The company is interested in minimizing both the total amount of time (links are built one at a time) and the total amount of money spent to build the entire network. Since they couldn't decide among the two criteria, they decided to use the following formula to evaluate the value of a network:
~SumTime~ = sum of times spent to construct the chosen links
~SumMoney~ = sum of the money spent to construct the chosen links
~V = SumTime \times SumMoney~
Find a list of ~N-1~ links to build, which minimizes the value ~V~.
The first line of input contains integers ~N~ – the number of towns and ~M~ – the number of pairs of towns which can be connected. The towns are numbered starting from ~0~ to ~N-1~. Each of the next ~M~ lines contain four integers ~x~, ~y~, ~t~ and ~c~ – meaning town ~x~ can be connected to town ~y~ in time ~t~ and with cost ~c~.

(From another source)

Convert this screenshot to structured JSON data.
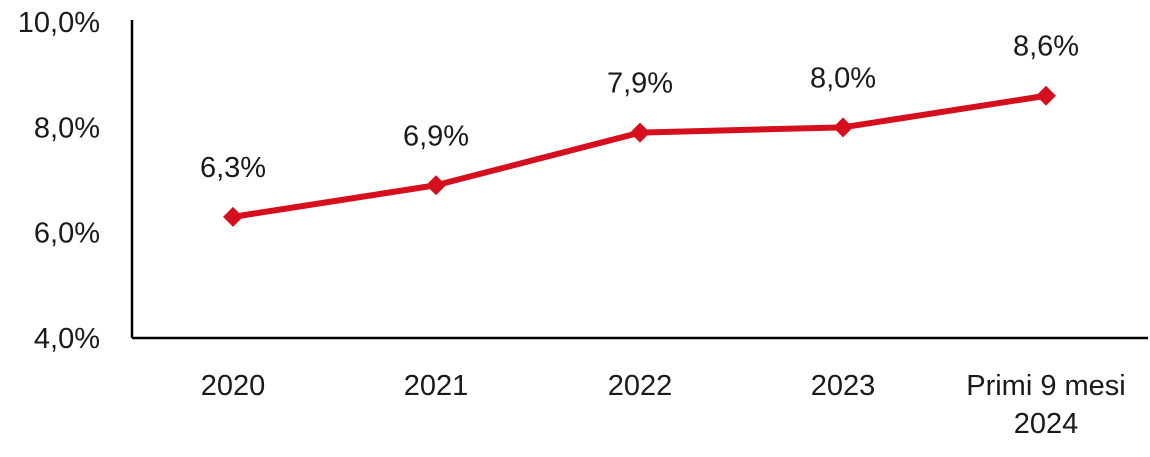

In the first line of output print two numbers: the total time (~SumTime~) and total money (~SumMoney~) used in the optimal solution (the one with minimal value ~V~), separated by one space. The next ~N-1~ lines describe the links to be constructed. Each line contains a pair of numbers ~(x,y)~ describing a link to be build (which must be among the possible links described in the input file). The pairs can be printed out in any order. When multiple solutions exist, you may print any of them.
- ~1 \le N \le 200~
- ~1 \le M \le 10\,000~
- ~0 \le x,y \le N-1~
- ~1 \le t,c \le 255~
- One test has ~M = N - 1~
- ~40\%~ of the tests will have for each possible link ~t = c~
5 7 0 1 161 79 0 2 161 15 0 3 13 153 1 4 142 183 2 4 236 80 3 4 40 241 2 1 65 92
279 501 2 1 0 3 0 2 3 4